Thanks to the continuous developments in our technology and it resulted to stricter legislative restrictions and expanded awareness in regards to environmental efforts. Because of this, many more people have become mindful of the top global concerns that need attention such as energy consumption, resilience on fossil fuel, paper and plastic waste, air pollution and greenhouse gas emissions.
One thing is for sure though, because of capitalism, industrialism and the world’s desire to better living, business activities as well as transportation have greatly contributed to the issue. This made concerned citizens and world leaders too in finding ways on how to reduce the impact of these things. In fact, among the solutions that have been seen is by reducing the number of cars driven on roads by offering remote work option among employees. The idea is, employees who are telecommuting can drive less, spend less energy and at the same time, create less commercial waste.
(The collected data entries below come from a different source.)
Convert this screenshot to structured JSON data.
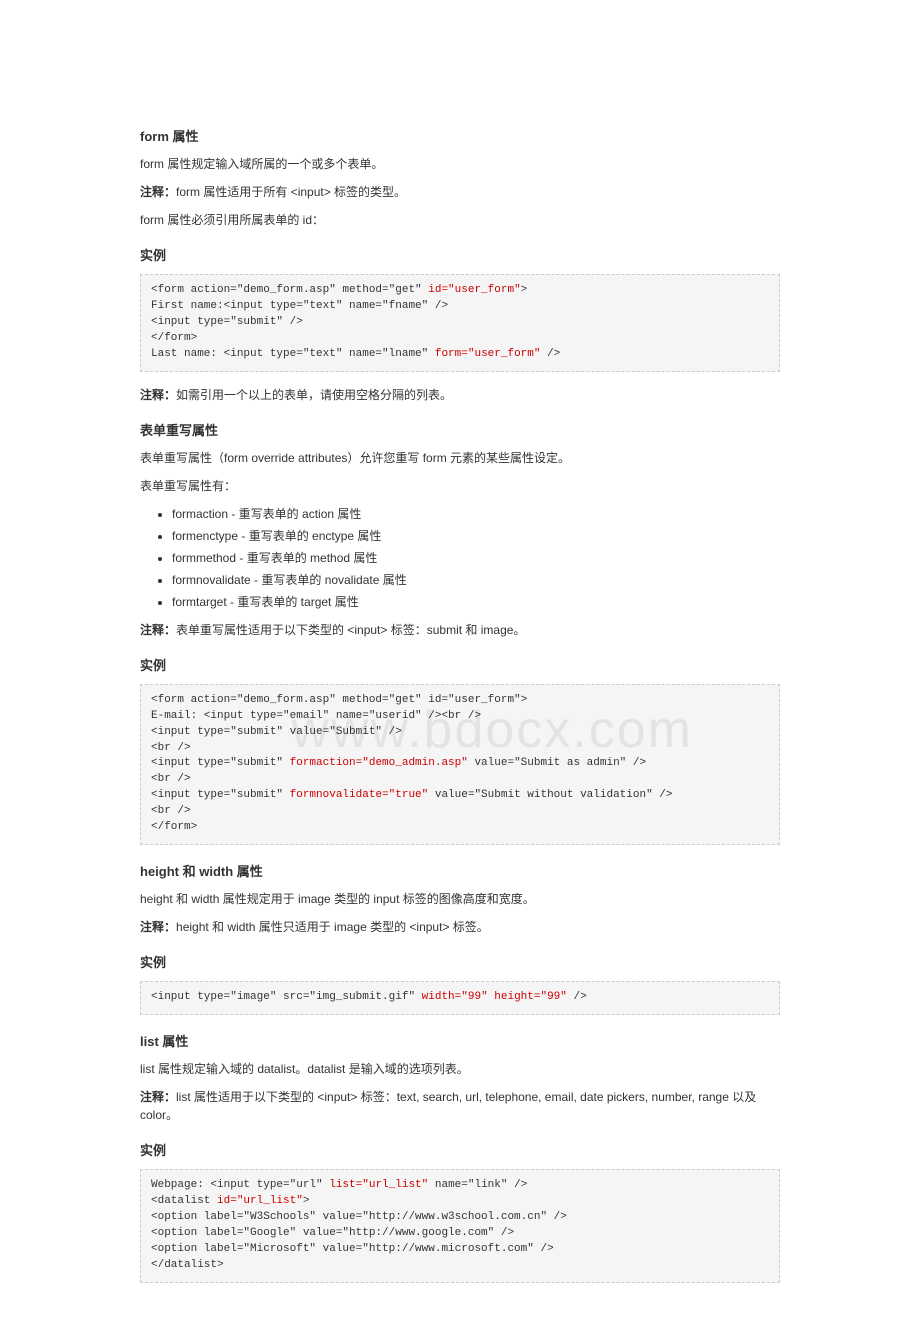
{
  "watermark": "www.bdocx.com",
  "s1": {
    "heading": "form 属性",
    "p1": "form 属性规定输入域所属的一个或多个表单。",
    "p2a": "注释：",
    "p2b": "form 属性适用于所有 <input> 标签的类型。",
    "p3": "form 属性必须引用所属表单的 id：",
    "example_label": "实例",
    "code_plain1": "<form action=\"demo_form.asp\" method=\"get\" ",
    "code_hl1": "id=\"user_form\"",
    "code_plain1b": ">",
    "code_l2": "First name:<input type=\"text\" name=\"fname\" />",
    "code_l3": "<input type=\"submit\" />",
    "code_l4": "</form>",
    "code_l5a": "Last name: <input type=\"text\" name=\"lname\" ",
    "code_l5hl": "form=\"user_form\"",
    "code_l5b": " />",
    "note2a": "注释：",
    "note2b": "如需引用一个以上的表单，请使用空格分隔的列表。"
  },
  "s2": {
    "heading": "表单重写属性",
    "p1": "表单重写属性（form override attributes）允许您重写 form 元素的某些属性设定。",
    "p2": "表单重写属性有：",
    "items": [
      "formaction - 重写表单的 action 属性",
      "formenctype - 重写表单的 enctype 属性",
      "formmethod - 重写表单的 method 属性",
      "formnovalidate - 重写表单的 novalidate 属性",
      "formtarget - 重写表单的 target 属性"
    ],
    "note_a": "注释：",
    "note_b": "表单重写属性适用于以下类型的 <input> 标签：submit 和 image。",
    "example_label": "实例",
    "c_l1": "<form action=\"demo_form.asp\" method=\"get\" id=\"user_form\">",
    "c_l2": "E-mail: <input type=\"email\" name=\"userid\" /><br />",
    "c_l3": "<input type=\"submit\" value=\"Submit\" />",
    "c_l4": "<br />",
    "c_l5a": "<input type=\"submit\" ",
    "c_l5hl": "formaction=\"demo_admin.asp\"",
    "c_l5b": " value=\"Submit as admin\" />",
    "c_l6": "<br />",
    "c_l7a": "<input type=\"submit\" ",
    "c_l7hl": "formnovalidate=\"true\"",
    "c_l7b": " value=\"Submit without validation\" />",
    "c_l8": "<br />",
    "c_l9": "</form>"
  },
  "s3": {
    "heading": "height 和 width 属性",
    "p1": "height 和 width 属性规定用于 image 类型的 input 标签的图像高度和宽度。",
    "p2a": "注释：",
    "p2b": "height 和 width 属性只适用于 image 类型的 <input> 标签。",
    "example_label": "实例",
    "c_a": "<input type=\"image\" src=\"img_submit.gif\" ",
    "c_hl": "width=\"99\" height=\"99\"",
    "c_b": " />"
  },
  "s4": {
    "heading": "list 属性",
    "p1": "list 属性规定输入域的 datalist。datalist 是输入域的选项列表。",
    "p2a": "注释：",
    "p2b": "list 属性适用于以下类型的 <input> 标签：text, search, url, telephone, email, date pickers, number, range 以及 color。",
    "example_label": "实例",
    "c_l1a": "Webpage: <input type=\"url\" ",
    "c_l1hl": "list=\"url_list\"",
    "c_l1b": " name=\"link\" />",
    "c_l2a": "<datalist ",
    "c_l2hl": "id=\"url_list\"",
    "c_l2b": ">",
    "c_l3": "<option label=\"W3Schools\" value=\"http://www.w3school.com.cn\" />",
    "c_l4": "<option label=\"Google\" value=\"http://www.google.com\" />",
    "c_l5": "<option label=\"Microsoft\" value=\"http://www.microsoft.com\" />",
    "c_l6": "</datalist>"
  }
}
Environmental Benefits of a Work from Home Setup
The truth is, there are many benefits that can be enjoyed if this option will be given further consideration.
Less Gasoline Consumption
Believe it or not, Americans are using almost 392 million gallons of gasoline on a daily basis. This include fleets of vehicle by the post office to send letters and whatnot, private individuals who are travelling, commuters and so on.
With approximately 325 million people in the US, it is safe to say that every American is using around 1.2 gallons of gasoline per day. Say that 24.7 million employees will work from home, then telecommuters would be able to save 30 million gallons of gasoline per day.
Reducing Carbon Emissions
As per the US Environmental Protection Agency or USEPA, a car is emitting around 4.7 metric tons of CO2 annually on average. This is assuming that the car is driven for at least 11,400 miles. If workers are traveling 30 miles or less every day to get to and from work, then that is 7839 miles a year. Each telecommuter will be able to help in reducing transportation-related carbon emissions to as much as 3.2 metric tons or 69% of CO2 per year.